A temple bell tower.
A spare room offered by a stranger.
A roadside minshuku.
A quiet corner of shelter at the end of a long day.
Here are a few—but not all—of the places that held me while I rested.
Each night I laid my pack down, folded myself into stillness, and trusted that the road would continue in the morning.
Impermanence teaches itself softly, one night at a time.
December 11, 2025
This book has been living in my head since I first started walking in Japan more than seven years ago. I just couldn’t find a way to get it out. Then last May, I went to a lecture by Dr. John Francis about his book Planet Walker, and something in me shifted. I went home almost possessed, determined to finally tell this story.
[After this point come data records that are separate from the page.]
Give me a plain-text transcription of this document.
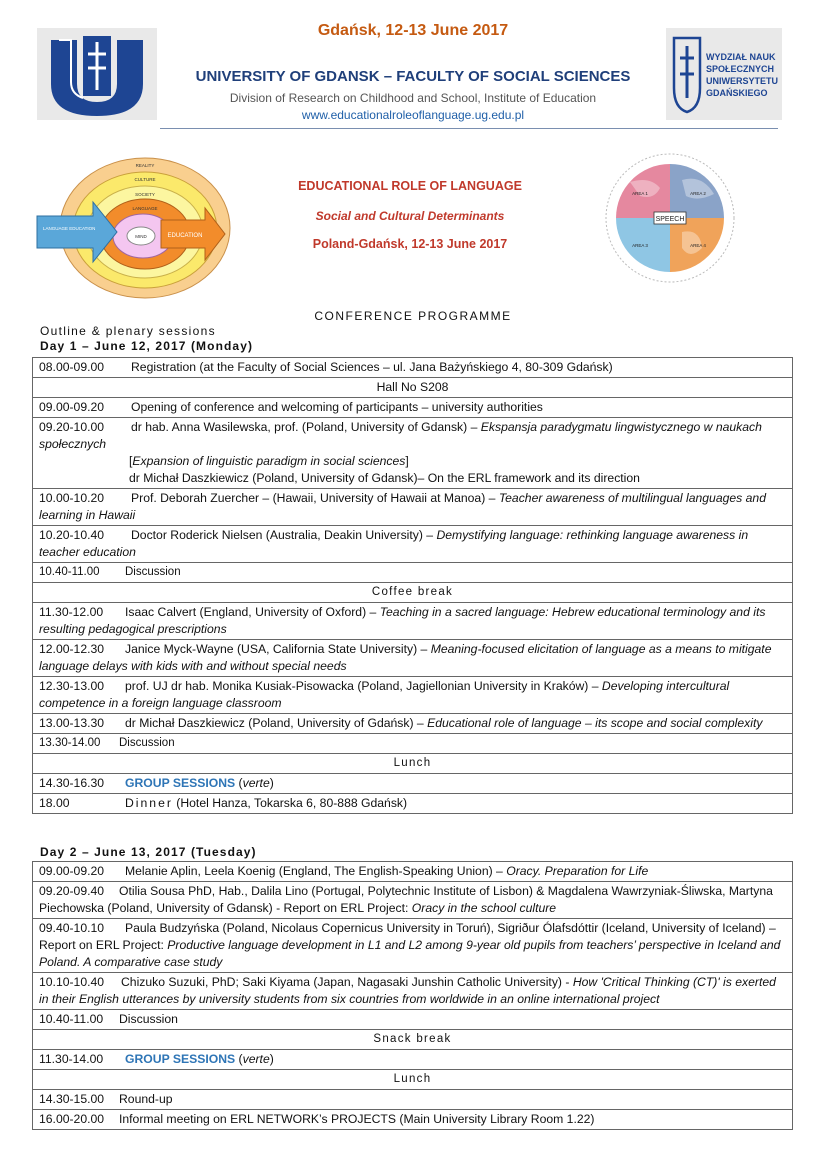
Gdańsk, 12-13 June 2017
UNIVERSITY OF GDANSK – FACULTY OF SOCIAL SCIENCES
Division of Research on Childhood and School, Institute of Education
www.educationalroleoflanguage.ug.edu.pl
WYDZIAŁ NAUK
SPOŁECZNYCH
UNIWERSYTETU
GDAŃSKIEGO
REALITY
CULTURE
SOCIETY
LANGUAGE
MIND
LANGUAGE EDUCATION
EDUCATION
EDUCATIONAL ROLE OF LANGUAGE
Social and Cultural Determinants
Poland-Gdańsk, 12-13 June 2017
SPEECH
AREA 1	AREA 2
AREA 3	AREA 4
CONFERENCE PROGRAMME
Outline & plenary sessions
Day 1 – June 12, 2017 (Monday)
08.00-09.00 Registration (at the Faculty of Social Sciences – ul. Jana Bażyńskiego 4, 80-309 Gdańsk)
Hall No S208
09.00-09.20 Opening of conference and welcoming of participants – university authorities
09.20-10.00 dr hab. Anna Wasilewska, prof. (Poland, University of Gdansk) – Ekspansja paradygmatu lingwistycznego w naukach społecznych
[Expansion of linguistic paradigm in social sciences]
dr Michał Daszkiewicz (Poland, University of Gdansk)– On the ERL framework and its direction
10.00-10.20 Prof. Deborah Zuercher – (Hawaii, University of Hawaii at Manoa) – Teacher awareness of multilingual languages and learning in Hawaii
10.20-10.40 Doctor Roderick Nielsen (Australia, Deakin University) – Demystifying language: rethinking language awareness in teacher education
10.40-11.00 Discussion
Coffee break
11.30-12.00 Isaac Calvert (England, University of Oxford) – Teaching in a sacred language: Hebrew educational terminology and its resulting pedagogical prescriptions
12.00-12.30 Janice Myck-Wayne (USA, California State University) – Meaning-focused elicitation of language as a means to mitigate language delays with kids with and without special needs
12.30-13.00 prof. UJ dr hab. Monika Kusiak-Pisowacka (Poland, Jagiellonian University in Kraków) – Developing intercultural competence in a foreign language classroom
13.00-13.30 dr Michał Daszkiewicz (Poland, University of Gdańsk) – Educational role of language – its scope and social complexity
13.30-14.00 Discussion
Lunch
14.30-16.30 GROUP SESSIONS (verte)
18.00	Dinner (Hotel Hanza, Tokarska 6, 80-888 Gdańsk)
Day 2 – June 13, 2017 (Tuesday)
09.00-09.20 Melanie Aplin, Leela Koenig (England, The English-Speaking Union) – Oracy. Preparation for Life
09.20-09.40 Otilia Sousa PhD, Hab., Dalila Lino (Portugal, Polytechnic Institute of Lisbon) & Magdalena Wawrzyniak-Śliwska, Martyna Piechowska (Poland, University of Gdansk) - Report on ERL Project: Oracy in the school culture
09.40-10.10 Paula Budzyńska (Poland, Nicolaus Copernicus University in Toruń), Sigriður Ólafsdóttir (Iceland, University of Iceland) – Report on ERL Project: Productive language development in L1 and L2 among 9-year old pupils from teachers’ perspective in Iceland and Poland. A comparative case study
10.10-10.40 Chizuko Suzuki, PhD; Saki Kiyama (Japan, Nagasaki Junshin Catholic University) - How 'Critical Thinking (CT)' is exerted in their English utterances by university students from six countries from worldwide in an online international project
10.40-11.00 Discussion
Snack break
11.30-14.00 GROUP SESSIONS (verte)
Lunch
14.30-15.00 Round-up
16.00-20.00 Informal meeting on ERL NETWORK’s PROJECTS (Main University Library Room 1.22)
Every spare moment I had, I poured into writing Impermanence. After several days and roughly 50,000 words, I thought I was done. I shared those pages with a few friends—who all said the same thing: keep going. So I did. I sat back down and wrote another 50,000 words. Now I really thought I was done.
But as summer settled in, more friends offered suggestions, questions, encouragement. I asked a former colleague to read a few chapters, and their feedback pushed me into several rounds of revision. When I thought I was finally finished, I hired a copy editor. Two months later, here I am.
Now the work has shifted from writing to everything that comes after. I’ve built this website. I’m setting up social media. I’m writing query letters and exploring the world of self-publishing.
The pilgrimage continues—just on a different kind of path.